A strong technological foundation will play an important role in any ICD-10 transition. Many hospitals and healthcare systems are looking to software vendors to help them make the transition through automation. “The ICD-10 coding system is much more amenable to being computerized than ICD-9,” Zeisset says. “It will work much better in EHRs.”

Automation that addresses ICD-10 requirements can help with compliance and monitoring. Hospitals should first map out their IT infrastructure to identify which downstream systems could potentially be impacted by the transition to ICD-10. These will typically include registration, billing, documentation, coding/HIM, computerized physician order entry, and EMR systems, most of which will require software modifications to accommodate format changes, more specific content, and new diagnostic codes.

— Selena Chavis is a Florida-based freelance journalist whose writing appears regularly in various trade and consumer publications covering everything from corporate and managerial topics to healthcare and travel.

 

ICD-10: All Encompassing
Ann Zeisset, RHIT, CCS, CCS-P, an AHIMA-approved ICD-10-CM/PCS trainer, says at a minimum ICD-10 change strategy will touch the following departments:

• senior management;

• IT;

• physicians;

• other clinicians;

• quality and utilization;

• case management;

• accounting;

• business services;

• patient access;

• clinical managers;

• HIM;

• coding professionals;

• ancillary departments;

• data analysts;

• PI and compliance;

• data security; and

• researchers.

Key processes that will need to be addressed include the following:  

• expansion of the system field lengths to accommodate expanded data element lengths;

• payment algorithms and logic;

• coverage policies;

• storage and mapping issues;

• simultaneous submission of ICD-9-CM, ICD-10-CM, and ICD-10-PCS codes based on dates of service;

• Medicare severity diagnosis-related group conversion;

• conversion of other payment methodologies that depend on diagnosis/procedure codes;

• national and local coverage determinations;

• system logic and edits (eg, medical necessity);

• provider profiling;

• quality measures and initiatives;

• education and training based on specific roles; 

• claims editing;

• claims data analysis;

• utilization management;

• disease management;

• fraud management; and

• aggregate data reporting.

— SC

 

Where to Look for Help
Numerous free resources are available to help healthcare organizations make the transition to ICD-10. For example, implementation strategies can be found at www.ahima.org/ICD10.

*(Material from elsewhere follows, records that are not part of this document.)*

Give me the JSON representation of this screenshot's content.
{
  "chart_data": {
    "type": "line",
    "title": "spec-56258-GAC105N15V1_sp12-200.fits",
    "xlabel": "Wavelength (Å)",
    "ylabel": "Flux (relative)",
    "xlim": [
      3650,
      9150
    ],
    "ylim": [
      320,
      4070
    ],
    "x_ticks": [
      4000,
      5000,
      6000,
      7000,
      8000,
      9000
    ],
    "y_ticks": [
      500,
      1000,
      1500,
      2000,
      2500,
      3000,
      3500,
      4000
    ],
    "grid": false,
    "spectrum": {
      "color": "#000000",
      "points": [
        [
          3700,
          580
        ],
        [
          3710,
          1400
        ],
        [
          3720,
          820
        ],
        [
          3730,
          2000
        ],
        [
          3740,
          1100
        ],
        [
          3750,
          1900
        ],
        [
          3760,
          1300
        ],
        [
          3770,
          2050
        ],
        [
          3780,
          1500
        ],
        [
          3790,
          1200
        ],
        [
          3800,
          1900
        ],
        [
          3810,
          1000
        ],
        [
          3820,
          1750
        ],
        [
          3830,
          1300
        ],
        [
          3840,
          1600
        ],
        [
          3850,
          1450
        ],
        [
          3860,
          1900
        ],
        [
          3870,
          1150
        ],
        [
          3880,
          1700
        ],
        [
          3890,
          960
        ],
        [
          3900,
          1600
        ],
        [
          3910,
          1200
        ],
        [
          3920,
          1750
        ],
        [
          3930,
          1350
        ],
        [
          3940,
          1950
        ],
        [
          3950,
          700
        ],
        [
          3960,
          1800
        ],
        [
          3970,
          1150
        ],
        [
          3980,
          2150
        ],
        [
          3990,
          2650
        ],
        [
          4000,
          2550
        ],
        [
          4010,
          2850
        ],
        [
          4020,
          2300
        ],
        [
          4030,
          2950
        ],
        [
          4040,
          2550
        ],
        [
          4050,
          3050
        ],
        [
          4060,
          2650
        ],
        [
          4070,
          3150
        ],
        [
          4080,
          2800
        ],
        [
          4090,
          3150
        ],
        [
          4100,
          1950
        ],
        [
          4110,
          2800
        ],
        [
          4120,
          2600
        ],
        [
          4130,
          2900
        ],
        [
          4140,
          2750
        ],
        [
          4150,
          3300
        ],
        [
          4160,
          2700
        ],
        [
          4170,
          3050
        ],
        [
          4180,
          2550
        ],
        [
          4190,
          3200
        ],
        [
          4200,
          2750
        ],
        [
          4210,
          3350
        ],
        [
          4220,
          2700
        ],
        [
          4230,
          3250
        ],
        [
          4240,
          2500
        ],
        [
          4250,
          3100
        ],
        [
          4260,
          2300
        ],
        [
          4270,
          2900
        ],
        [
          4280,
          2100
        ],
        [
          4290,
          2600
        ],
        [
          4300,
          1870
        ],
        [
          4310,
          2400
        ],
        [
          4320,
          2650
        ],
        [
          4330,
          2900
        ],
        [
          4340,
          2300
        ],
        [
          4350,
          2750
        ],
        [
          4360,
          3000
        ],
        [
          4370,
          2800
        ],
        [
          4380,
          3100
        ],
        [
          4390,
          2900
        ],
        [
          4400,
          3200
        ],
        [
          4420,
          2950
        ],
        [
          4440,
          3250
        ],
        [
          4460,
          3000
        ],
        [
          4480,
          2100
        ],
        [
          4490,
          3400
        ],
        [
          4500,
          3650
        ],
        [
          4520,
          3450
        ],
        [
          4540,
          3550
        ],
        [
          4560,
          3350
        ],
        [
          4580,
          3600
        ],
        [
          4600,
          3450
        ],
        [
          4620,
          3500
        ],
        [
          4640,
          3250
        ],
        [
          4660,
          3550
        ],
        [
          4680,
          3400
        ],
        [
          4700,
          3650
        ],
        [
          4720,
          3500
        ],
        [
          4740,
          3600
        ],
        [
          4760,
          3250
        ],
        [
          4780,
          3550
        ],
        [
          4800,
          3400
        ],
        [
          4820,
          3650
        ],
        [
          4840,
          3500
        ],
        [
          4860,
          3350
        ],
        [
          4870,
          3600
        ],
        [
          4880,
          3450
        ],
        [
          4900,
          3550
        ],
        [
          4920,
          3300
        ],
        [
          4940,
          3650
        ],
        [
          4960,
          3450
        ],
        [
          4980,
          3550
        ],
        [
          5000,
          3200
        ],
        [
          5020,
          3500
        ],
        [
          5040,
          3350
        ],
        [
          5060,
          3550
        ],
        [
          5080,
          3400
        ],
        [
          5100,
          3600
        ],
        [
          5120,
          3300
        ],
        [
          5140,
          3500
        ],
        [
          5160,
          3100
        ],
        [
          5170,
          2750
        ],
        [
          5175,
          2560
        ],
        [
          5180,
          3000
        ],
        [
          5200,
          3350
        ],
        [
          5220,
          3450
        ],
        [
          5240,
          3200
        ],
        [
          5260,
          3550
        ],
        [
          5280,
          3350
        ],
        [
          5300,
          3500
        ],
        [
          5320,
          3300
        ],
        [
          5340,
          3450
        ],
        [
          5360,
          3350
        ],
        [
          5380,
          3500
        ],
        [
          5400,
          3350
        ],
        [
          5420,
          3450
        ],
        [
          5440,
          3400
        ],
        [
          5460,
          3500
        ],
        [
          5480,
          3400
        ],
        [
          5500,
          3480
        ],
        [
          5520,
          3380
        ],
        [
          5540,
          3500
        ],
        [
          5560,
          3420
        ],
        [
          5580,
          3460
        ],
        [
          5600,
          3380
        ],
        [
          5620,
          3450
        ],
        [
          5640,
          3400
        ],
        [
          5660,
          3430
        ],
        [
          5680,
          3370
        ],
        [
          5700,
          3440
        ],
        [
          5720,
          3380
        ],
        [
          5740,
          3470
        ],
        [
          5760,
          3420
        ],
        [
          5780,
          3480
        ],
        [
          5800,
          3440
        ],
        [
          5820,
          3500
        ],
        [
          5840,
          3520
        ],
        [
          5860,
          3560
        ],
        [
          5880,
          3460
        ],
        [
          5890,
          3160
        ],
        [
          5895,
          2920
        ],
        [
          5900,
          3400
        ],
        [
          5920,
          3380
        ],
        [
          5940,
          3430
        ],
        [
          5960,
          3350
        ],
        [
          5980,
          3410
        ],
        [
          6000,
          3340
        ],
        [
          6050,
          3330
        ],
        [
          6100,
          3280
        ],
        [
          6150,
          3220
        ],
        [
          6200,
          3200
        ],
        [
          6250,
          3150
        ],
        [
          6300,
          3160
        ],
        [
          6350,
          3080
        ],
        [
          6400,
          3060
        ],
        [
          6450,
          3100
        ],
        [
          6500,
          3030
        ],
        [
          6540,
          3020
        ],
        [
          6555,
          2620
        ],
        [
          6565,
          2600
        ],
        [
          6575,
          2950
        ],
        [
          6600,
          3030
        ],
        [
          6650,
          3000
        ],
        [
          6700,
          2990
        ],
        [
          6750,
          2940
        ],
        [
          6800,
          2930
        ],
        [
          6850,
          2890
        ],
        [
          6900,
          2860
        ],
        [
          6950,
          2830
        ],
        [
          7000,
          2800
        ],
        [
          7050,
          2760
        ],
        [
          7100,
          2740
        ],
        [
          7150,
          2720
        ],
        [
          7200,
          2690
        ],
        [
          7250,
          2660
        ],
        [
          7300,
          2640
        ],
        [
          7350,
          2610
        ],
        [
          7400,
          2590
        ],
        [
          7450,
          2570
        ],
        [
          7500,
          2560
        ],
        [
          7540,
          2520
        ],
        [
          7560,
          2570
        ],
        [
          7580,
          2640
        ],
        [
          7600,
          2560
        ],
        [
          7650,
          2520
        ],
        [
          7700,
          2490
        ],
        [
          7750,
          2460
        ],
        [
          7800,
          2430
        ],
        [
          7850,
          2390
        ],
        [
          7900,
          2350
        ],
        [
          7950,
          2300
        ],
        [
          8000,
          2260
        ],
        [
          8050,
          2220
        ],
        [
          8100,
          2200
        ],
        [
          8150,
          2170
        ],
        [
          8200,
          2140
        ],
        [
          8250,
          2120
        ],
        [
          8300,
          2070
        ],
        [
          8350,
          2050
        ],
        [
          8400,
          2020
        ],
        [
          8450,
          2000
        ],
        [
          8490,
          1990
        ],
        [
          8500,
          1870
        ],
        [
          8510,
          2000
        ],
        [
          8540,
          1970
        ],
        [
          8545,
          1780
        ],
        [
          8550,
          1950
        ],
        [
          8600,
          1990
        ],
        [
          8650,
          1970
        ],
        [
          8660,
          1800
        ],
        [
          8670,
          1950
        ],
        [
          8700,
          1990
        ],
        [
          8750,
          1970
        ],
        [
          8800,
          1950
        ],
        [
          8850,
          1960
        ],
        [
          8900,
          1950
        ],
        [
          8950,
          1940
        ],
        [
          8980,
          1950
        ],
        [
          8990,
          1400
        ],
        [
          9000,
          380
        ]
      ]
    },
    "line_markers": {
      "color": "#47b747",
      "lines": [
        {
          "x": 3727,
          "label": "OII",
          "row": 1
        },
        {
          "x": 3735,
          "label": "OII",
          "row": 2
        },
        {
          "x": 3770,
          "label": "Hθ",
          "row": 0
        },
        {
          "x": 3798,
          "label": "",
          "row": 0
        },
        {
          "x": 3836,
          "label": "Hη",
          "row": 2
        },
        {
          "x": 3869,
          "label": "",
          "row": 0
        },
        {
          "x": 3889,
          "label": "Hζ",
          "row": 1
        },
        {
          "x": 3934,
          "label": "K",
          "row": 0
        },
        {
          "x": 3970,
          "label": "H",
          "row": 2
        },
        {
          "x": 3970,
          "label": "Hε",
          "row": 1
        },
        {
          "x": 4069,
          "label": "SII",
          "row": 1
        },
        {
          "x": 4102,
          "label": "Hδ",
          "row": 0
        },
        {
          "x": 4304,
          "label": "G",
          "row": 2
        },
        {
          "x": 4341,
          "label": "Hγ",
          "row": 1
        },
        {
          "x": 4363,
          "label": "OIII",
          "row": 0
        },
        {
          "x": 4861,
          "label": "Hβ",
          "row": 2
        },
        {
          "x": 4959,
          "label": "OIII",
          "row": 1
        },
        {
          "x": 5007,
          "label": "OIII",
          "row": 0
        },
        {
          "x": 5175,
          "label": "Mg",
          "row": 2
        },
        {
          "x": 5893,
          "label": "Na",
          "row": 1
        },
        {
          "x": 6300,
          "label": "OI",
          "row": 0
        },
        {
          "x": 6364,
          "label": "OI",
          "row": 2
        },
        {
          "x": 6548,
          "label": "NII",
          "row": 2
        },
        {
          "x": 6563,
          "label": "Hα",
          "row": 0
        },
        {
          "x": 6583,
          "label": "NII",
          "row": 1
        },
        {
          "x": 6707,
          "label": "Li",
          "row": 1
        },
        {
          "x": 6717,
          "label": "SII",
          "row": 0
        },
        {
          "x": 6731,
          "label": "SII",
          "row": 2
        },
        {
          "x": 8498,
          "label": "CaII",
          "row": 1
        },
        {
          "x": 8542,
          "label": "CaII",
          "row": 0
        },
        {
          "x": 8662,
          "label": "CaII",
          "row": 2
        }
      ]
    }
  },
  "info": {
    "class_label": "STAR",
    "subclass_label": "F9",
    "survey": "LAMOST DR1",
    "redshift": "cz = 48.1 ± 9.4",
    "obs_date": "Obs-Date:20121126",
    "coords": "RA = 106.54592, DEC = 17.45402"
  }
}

Even though payers appear to be ahead in the transition curve, ICD-10 experts suggest that healthcare organizations communicate with all payers and vendors to identify their plans, processes, and timelines. 

Two organizations have information on how to discuss ICD-10 with vendors, and some of that content could be applied to payers as well, according to Ann Zeisset, RHIT, CCS, CCS-P, an ICD-10-CM/PCS consultant and trainer. The AHIMA website offers a vendor questionnaire, while the Centers for Medicare & Medicaid Services features tips on talking to vendors about ICD-10 and HIPAA 5010 at www.cms.gov/ICD10 (under the Provider Resources section).